You may already know how your bills are changing as of 1 April, but will undoubtedly be worried about another steep increase in October. If you want to see how your energy bills could be affected by a second rise later this year, use our calculator below.
The price cap, set by energy regulator Ofgem, is reviewed twice a year and changes are implemented in April and October. It limits how much energy suppliers can charge their customers per kWh of gas and electricity. With the current energy crisis seeing wholesale gas prices skyrocket, the price cap has increased by 54%.
Sarah Coles, senior personal finance analyst at Hargreaves Lansdown, said: ‘The global energy price spike started when the economy came back to life last year. As demand for gas increased, we faced lower stock levels and supply problems. We import around 50% of gas, so had to buy it on the international market – where booming demand overwhelmed supply. The wholesale price of gas in January was almost four times higher than in early 2021. We also make a third of our electricity from gas, so it pushed those prices up too.’

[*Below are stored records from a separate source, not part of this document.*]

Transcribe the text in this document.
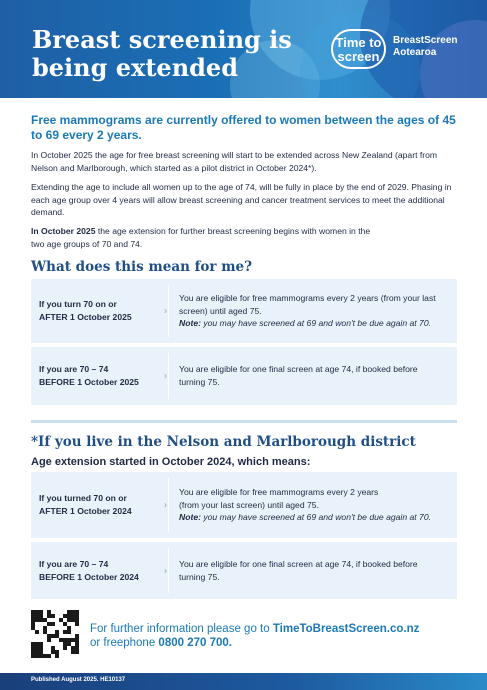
Breast screening is being extended
Time to
screen
BreastScreen
Aotearoa
Free mammograms are currently offered to women between the ages of 45 to 69 every 2 years.
In October 2025 the age for free breast screening will start to be extended across New Zealand (apart from Nelson and Marlborough, which started as a pilot district in October 2024*).
Extending the age to include all women up to the age of 74, will be fully in place by the end of 2029. Phasing in each age group over 4 years will allow breast screening and cancer treatment services to meet the additional demand.
In October 2025 the age extension for further breast screening begins with women in the
two age groups of 70 and 74.
What does this mean for me?
If you turn 70 on or
AFTER 1 October 2025
›
You are eligible for free mammograms every 2 years (from your last screen) until aged 75.
Note: you may have screened at 69 and won't be due again at 70.
If you are 70 – 74
BEFORE 1 October 2025
›
You are eligible for one final screen at age 74, if booked before turning 75.
*If you live in the Nelson and Marlborough district
Age extension started in October 2024, which means:
If you turned 70 on or
AFTER 1 October 2024
›
You are eligible for free mammograms every 2 years
(from your last screen) until aged 75.
Note: you may have screened at 69 and won't be due again at 70.
If you are 70 – 74
BEFORE 1 October 2024
›
You are eligible for one final screen at age 74, if booked before turning 75.
For further information please go to TimeToBreastScreen.co.nz
or freephone 0800 270 700.
Published August 2025. HE10137
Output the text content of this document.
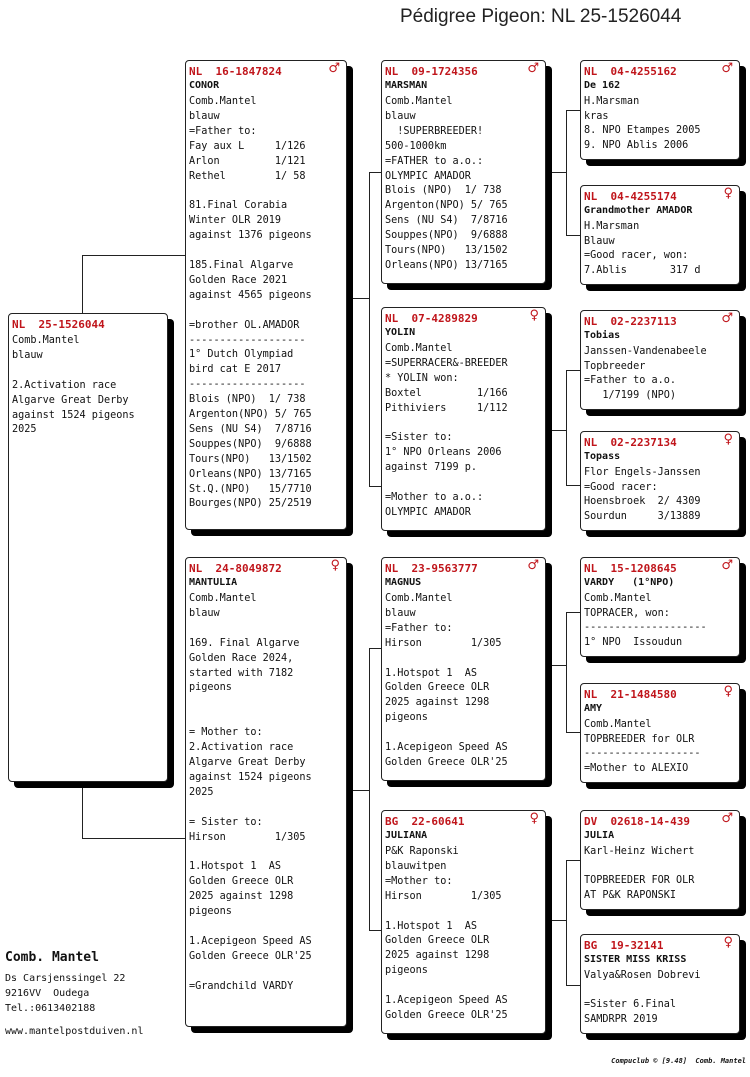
Pédigree Pigeon: NL 25-1526044
NL  25-1526044
Comb.Mantel
blauw
2.Activation race
Algarve Great Derby
against 1524 pigeons
2025
NL  16-1847824	♂
CONOR
Comb.Mantel
blauw
=Father to:
Fay aux L     1/126
Arlon         1/121
Rethel        1/ 58
81.Final Corabia
Winter OLR 2019
against 1376 pigeons
185.Final Algarve
Golden Race 2021
against 4565 pigeons
=brother OL.AMADOR
-------------------
1° Dutch Olympiad
bird cat E 2017
-------------------
Blois (NPO)  1/ 738
Argenton(NPO) 5/ 765
Sens (NU S4)  7/8716
Souppes(NPO)  9/6888
Tours(NPO)   13/1502
Orleans(NPO) 13/7165
St.Q.(NPO)   15/7710
Bourges(NPO) 25/2519
NL  24-8049872	♀
MANTULIA
Comb.Mantel
blauw
169. Final Algarve
Golden Race 2024,
started with 7182
pigeons
= Mother to:
2.Activation race
Algarve Great Derby
against 1524 pigeons
2025
= Sister to:
Hirson        1/305
1.Hotspot 1  AS
Golden Greece OLR
2025 against 1298
pigeons
1.Acepigeon Speed AS
Golden Greece OLR'25
=Grandchild VARDY
NL  09-1724356	♂
MARSMAN
Comb.Mantel
blauw
!SUPERBREEDER!
500-1000km
=FATHER to a.o.:
OLYMPIC AMADOR
Blois (NPO)  1/ 738
Argenton(NPO) 5/ 765
Sens (NU S4)  7/8716
Souppes(NPO)  9/6888
Tours(NPO)   13/1502
Orleans(NPO) 13/7165
NL  07-4289829	♀
YOLIN
Comb.Mantel
=SUPERRACER&-BREEDER
* YOLIN won:
Boxtel         1/166
Pithiviers     1/112
=Sister to:
1° NPO Orleans 2006
against 7199 p.
=Mother to a.o.:
OLYMPIC AMADOR
NL  23-9563777	♂
MAGNUS
Comb.Mantel
blauw
=Father to:
Hirson        1/305
1.Hotspot 1  AS
Golden Greece OLR
2025 against 1298
pigeons
1.Acepigeon Speed AS
Golden Greece OLR'25
BG  22-60641	♀
JULIANA
P&K Raponski
blauwitpen
=Mother to:
Hirson        1/305
1.Hotspot 1  AS
Golden Greece OLR
2025 against 1298
pigeons
1.Acepigeon Speed AS
Golden Greece OLR'25
NL  04-4255162	♂
De 162
H.Marsman
kras
8. NPO Etampes 2005
9. NPO Ablis 2006
NL  04-4255174	♀
Grandmother AMADOR
H.Marsman
Blauw
=Good racer, won:
7.Ablis       317 d
NL  02-2237113	♂
Tobias
Janssen-Vandenabeele
Topbreeder
=Father to a.o.
1/7199 (NPO)
NL  02-2237134	♀
Topass
Flor Engels-Janssen
=Good racer:
Hoensbroek  2/ 4309
Sourdun     3/13889
NL  15-1208645	♂
VARDY   (1°NPO)
Comb.Mantel
TOPRACER, won:
--------------------
1° NPO  Issoudun
NL  21-1484580	♀
AMY
Comb.Mantel
TOPBREEDER for OLR
-------------------
=Mother to ALEXIO
DV  02618-14-439 ♂
JULIA
Karl-Heinz Wichert
TOPBREEDER FOR OLR
AT P&K RAPONSKI
BG  19-32141	♀
SISTER MISS KRISS
Valya&Rosen Dobrevi
=Sister 6.Final
SAMDRPR 2019
Comb. Mantel
Ds Carsjenssingel 22
9216VV  Oudega
Tel.:0613402188
www.mantelpostduiven.nl
Compuclub © [9.48]  Comb. Mantel
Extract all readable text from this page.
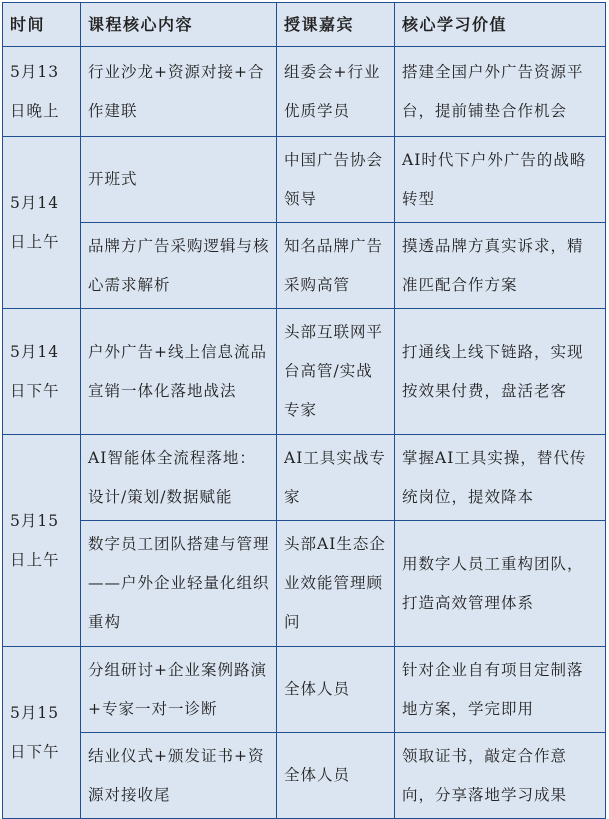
时间	课程核心内容	授课嘉宾	核心学习价值

5月13日晚上	行业沙龙+资源对接+合作建联	组委会+行业优质学员	搭建全国户外广告资源平台，提前铺垫合作机会

5月14日上午	开班式	中国广告协会领导	AI时代下户外广告的战略转型

	品牌方广告采购逻辑与核心需求解析	知名品牌广告采购高管	摸透品牌方真实诉求，精准匹配合作方案

5月14日下午	户外广告+线上信息流品宣销一体化落地战法	头部互联网平台高管/实战专家	打通线上线下链路，实现按效果付费，盘活老客

5月15日上午	AI智能体全流程落地：设计/策划/数据赋能	AI工具实战专家	掌握AI工具实操，替代传统岗位，提效降本

	数字员工团队搭建与管理——户外企业轻量化组织重构	头部AI生态企业效能管理顾问	用数字人员工重构团队，打造高效管理体系

5月15日下午	分组研讨+企业案例路演+专家一对一诊断	全体人员	针对企业自有项目定制落地方案，学完即用

	结业仪式+颁发证书+资源对接收尾	全体人员	领取证书，敲定合作意向，分享落地学习成果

The price cap doesn’t apply if you are on a fixed rate tariff, or a standard variable green tariff (which Ofgem has excluded from the cap). But the cap will apply to you if you are on a default energy tariff. Check your last energy bill or speak to your supplier if you are unsure what tariff you are on.
So how much will your energy bill rise if the price cap is increased by another 29% in October? Use our calculator to find out. Simply input how much you typically pay per month on your current tariff and we’ll show you how your energy bills could be affected.
There are usually two main ways to reduce your energy bills – finding a better deal to pay less for the energy you do use, or to use less energy. With the current energy crisis, it is difficult to find cheap deals, so the best way to keep gas and electricity bills low is to focus on reducing your energy usage.
Turning your thermostat down a single degree, sealing up any draughts, and swapping older light bulbs for energy-saving alternatives are some easy ways to reduce your energy usage.